When I tell other people that I met my boyfriend on Tinder, their initial reactions are almost the same – shocked, amazed. Well, it’s true, and we have just celebrated our third anniversary.
I had a bad impression of dating apps like Tinder. I took it as a platform for hookups, flirts, sexual predators, and whatever. That is why I did not even install Tinder the first time someone advised me to do so. I mean, I would not want to meet a stranger and play games because that would be a total waste of time as I was working already. Besides, I’m not into liking people I don’t even know.
A first-time user on Tinder
Apparently, after some persistent demand from friends, I installed Tinder. There is no harm in trying, I thought.
To be honest, I was uncomfortable using the dating app at first. I had a hard time swiping people right, so most of the time I swiped left. It even took me a couple of days to finally start swiping people right. It was fun to match with others! However, it’s either I never really talked to them or the conversations were unremarkable.
Later on, I started losing my interest in using the app. It wasn’t for me, I guessed. It wasn’t until I matched with him and we started talking.
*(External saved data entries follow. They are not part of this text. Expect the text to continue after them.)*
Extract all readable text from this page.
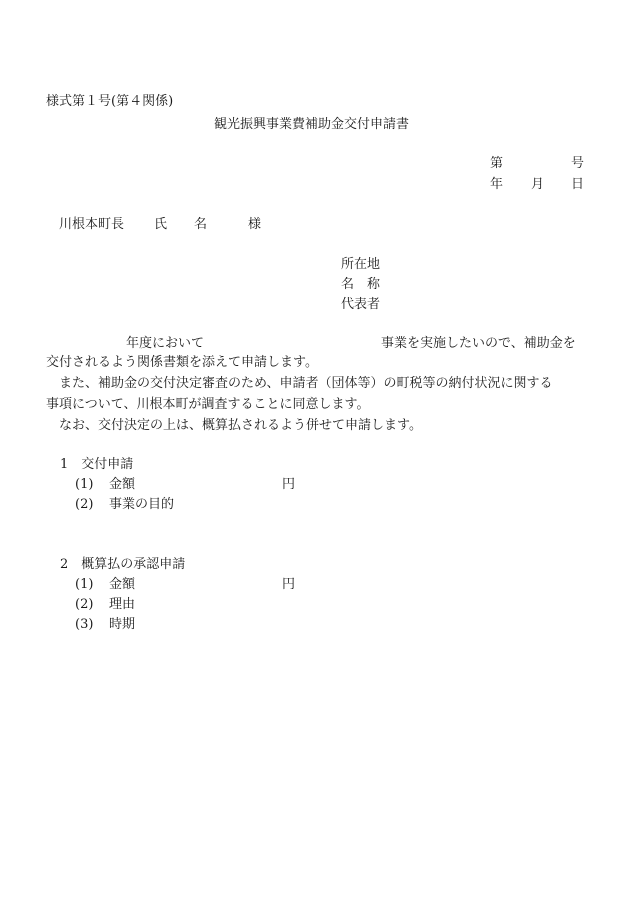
様式第１号(第４関係)
観光振興事業費補助金交付申請書
第	号
年 月 日
川根本町長 氏 名	様
所在地
名　称
代表者
年度において	事業を実施したいので、補助金を

交付されるよう関係書類を添えて申請します。

また、補助金の交付決定審査のため、申請者（団体等）の町税等の納付状況に関する

事項について、川根本町が調査することに同意します。

なお、交付決定の上は、概算払されるよう併せて申請します。

1　交付申請
(1) 金額	円
(2) 事業の目的
2　概算払の承認申請
(1) 金額	円
(2) 理由
(3) 時期
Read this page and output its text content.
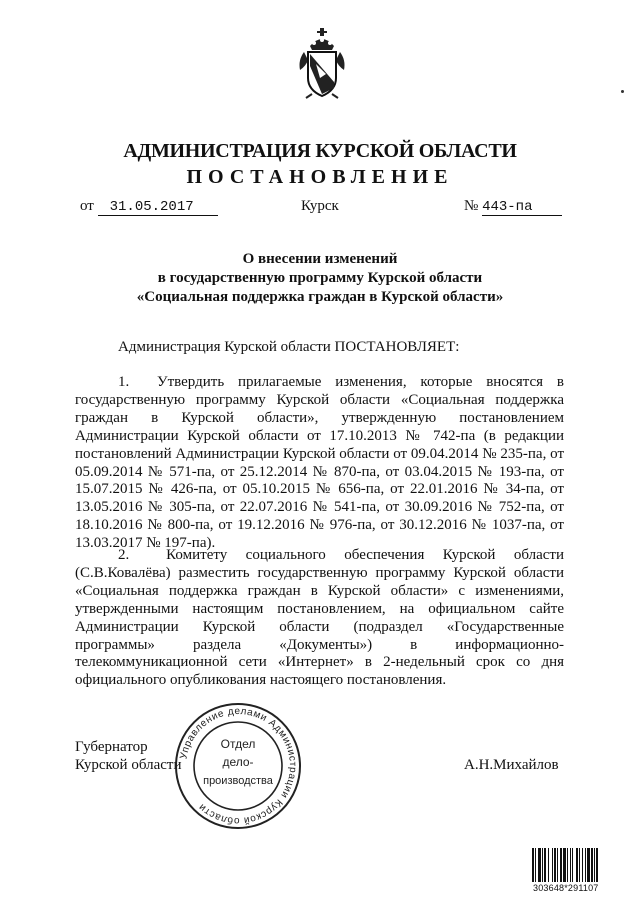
АДМИНИСТРАЦИЯ КУРСКОЙ ОБЛАСТИ
ПОСТАНОВЛЕНИЕ
от 31.05.2017	Курск	№ 443-па
О внесении изменений
в государственную программу Курской области
«Социальная поддержка граждан в Курской области»
Администрация Курской области ПОСТАНОВЛЯЕТ:
1.  Утвердить прилагаемые изменения, которые вносятся в государственную программу Курской области «Социальная поддержка граждан в Курской области», утвержденную постановлением Администрации Курской области от 17.10.2013 № 742-па (в редакции постановлений Администрации Курской области от 09.04.2014 № 235-па, от 05.09.2014 № 571-па, от 25.12.2014 № 870-па, от 03.04.2015 № 193-па, от 15.07.2015 № 426-па, от 05.10.2015 № 656-па, от 22.01.2016 № 34-па, от 13.05.2016 № 305-па, от 22.07.2016 № 541-па, от 30.09.2016 № 752-па, от 18.10.2016 № 800-па, от 19.12.2016 № 976-па, от 30.12.2016 № 1037-па, от 13.03.2017 № 197-па).
2.  Комитету социального обеспечения Курской области (С.В.Ковалёва) разместить государственную программу Курской области «Социальная поддержка граждан в Курской области» с изменениями, утвержденными настоящим постановлением, на официальном сайте Администрации Курской области (подраздел «Государственные программы» раздела «Документы») в информационно-телекоммуникационной сети «Интернет» в 2-недельный срок со дня официального опубликования настоящего постановления.
Губернатор
Курской области	А.Н.Михайлов
Управление делами Администрации Курской области
Отдел
дело-
производства
303648*291107
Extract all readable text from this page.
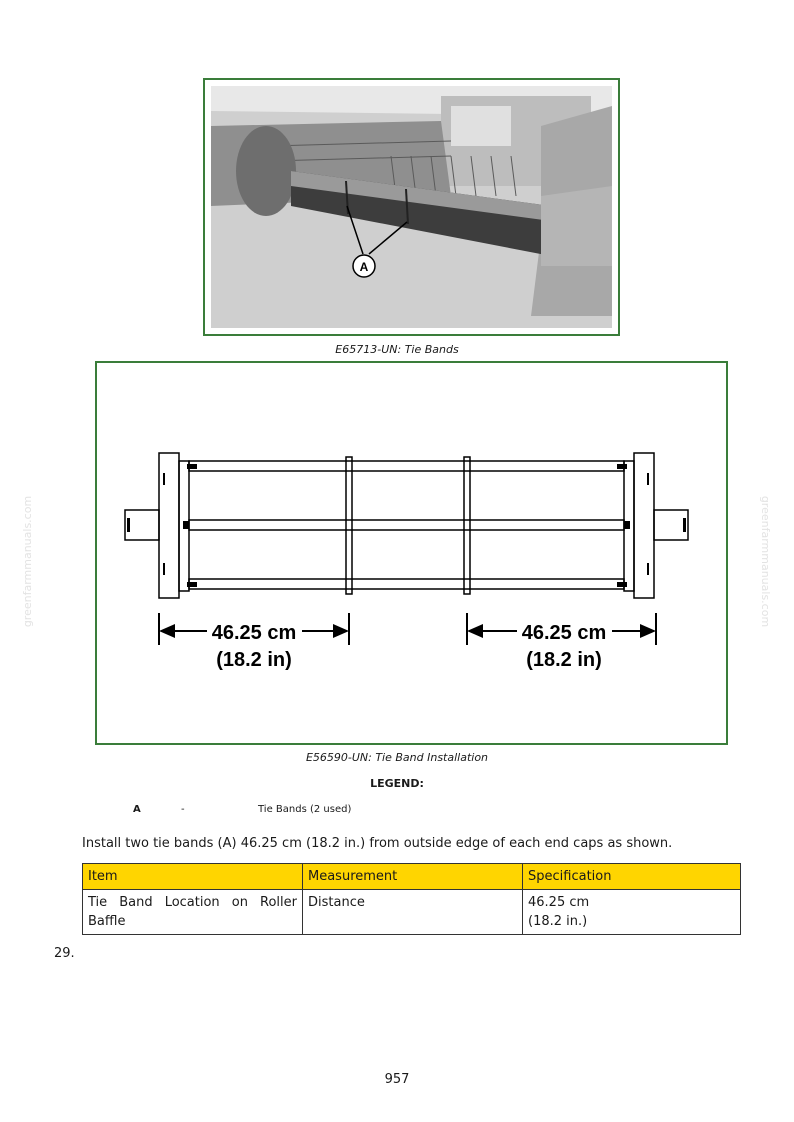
greenfarmmanuals.com	greenfarmmanuals.com
A
E65713-UN: Tie Bands
46.25 cm
(18.2 in)
46.25 cm
(18.2 in)
E56590-UN: Tie Band Installation
LEGEND:
A	-	Tie Bands (2 used)
Install two tie bands (A) 46.25 cm (18.2 in.) from outside edge of each end caps as shown.
Item	Measurement	Specification
Tie Band Location on Roller Baffle	Distance	46.25 cm
(18.2 in.)
29.
957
He was working at a five-star hotel, only less than two kilometers from my workplace. And when he learned that we were working in the same city, he asked to meet me but I said no. Funny as it may seem, I panicked because I didn’t even think that I would meet anybody from Tinder for real.
To cut the long story short, I agreed to meet him for a dinner after a couple of weeks. He asked me out again the following weekend and our dates became a routine. We enjoyed watching movies, had dinner dates, and he started picking me up at work. Our houses are 21 kilometers away and up until now he still spends his time to send me home.
I was in a great dilemma whether we should continue going out or not. I didn’t like the confusion I was feeling, and I thought I didn’t want to have a boyfriend just for the sake of it. But after some contemplating, I decided to give it a go.
And that is how he became my first boyfriend. He knew it so I asked him to be patient with me as I learn along the way. Fortunately, he has been patient because I know women can sometimes be difficult to understand. He, later on, decided to work overseas on a cruise ship which required him to stay on board for eight months. We had been in a long-distance relationship for a total of 16 months. And surprisingly, we survived it even though I had no idea how to manage a relationship, let alone an LDR.
To this day, I never hide the fact that I met my boyfriend on Tinder whenever people ask me. And I’m happy I heeded my friend’s advice to try it. Otherwise, I would probably be in the same state.
Your SO must be waiting on a dating app
“We are now digital. If you want to meet people, be present where they are.”
A friend told me this once, which is true. Everyone spends most of their time online, so if you’re a home buddy like me, why not try meeting potential partners online? But if your choice is to wait for fate to give it, it’s still okay.
Aside from celebrating our third year, I am writing this post to discourage everyone from believing that using Tinder or any dating app is foolish. I am aware that there are horror stories from people who have used the apps, but know that there’s somebody in there who’s up for a committed relationship. There are other people like me who also met their partners on a dating app, and there’s nothing to be embarrassed about.
Of course, using a dating app comes with a risk. Sometimes, you meet a douche bag, a cheater, or somebody who just wants your nudes. But if you really know what you’re looking for and why you are using it, you wouldn’t waste time talking to people that show red flags.
Talk only to someone that makes sense – those that match your energy. There’s a lot of fish in the sea! Swipe wisely.
What’s your experience in dating apps? I’d love to hear your stories!